When we took office on Jan. 3, our state was facing a fiscal and economic crisis. Despite a billion-dollar tax increase the year before, we inherited a $3.6 billion deficit. Meanwhile, even with more than a billion dollars in federal stimulus, Wisconsin had lost more than 150,000 jobs. We had to take immediate action to get our state on track and people back to work.

We enacted pro-job reforms and are now beginning to see results. After two years of job loss, we’ve seen six consecutive months of growth. During 2011, more than 39,000 private-sector jobs have been created, and we already gained back more than 25% of what we lost over the past two years.

In June alone, Wisconsin added 9,500 net new jobs. In contrast, states such as Illinois saw a net job loss of 7,200. Still, we need to continue working on ways to add more jobs in Wisconsin.

One of the reasons we’ve been able to outpace the nation is because job creators now have confidence that we have made the tough decisions to balance our budget and promote growth.

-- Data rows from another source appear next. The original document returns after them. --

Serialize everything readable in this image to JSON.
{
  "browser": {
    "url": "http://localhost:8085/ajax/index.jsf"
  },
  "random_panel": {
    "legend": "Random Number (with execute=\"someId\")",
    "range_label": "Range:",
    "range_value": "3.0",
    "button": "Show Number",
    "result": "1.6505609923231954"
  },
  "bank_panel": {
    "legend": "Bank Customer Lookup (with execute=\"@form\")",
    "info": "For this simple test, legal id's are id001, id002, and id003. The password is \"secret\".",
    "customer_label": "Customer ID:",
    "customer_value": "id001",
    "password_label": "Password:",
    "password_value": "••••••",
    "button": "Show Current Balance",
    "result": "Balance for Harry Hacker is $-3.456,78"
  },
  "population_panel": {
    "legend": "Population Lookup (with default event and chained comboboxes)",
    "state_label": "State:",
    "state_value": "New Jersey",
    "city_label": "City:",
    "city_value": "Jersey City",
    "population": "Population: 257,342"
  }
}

As a result, our state jumped 17 spots in a national survey of business-friendly states. Today, 88% of our state’s employers think Wisconsin is headed in the right direction (up from 10% last year).

That’s what the Left is spending a fortune trying to overturn and reverse.  Fortunately for Wisconsin, their effort has been a big-bucks failure thus far.  Combined with the failure to unseat Justice David Prosser, this is not a narrative about unions slowly regaining the power they used to bankrupt the state of Wisconsin.  It’s the narrative of a purple state remaining purple.  Purple turns out to be a very expensive color.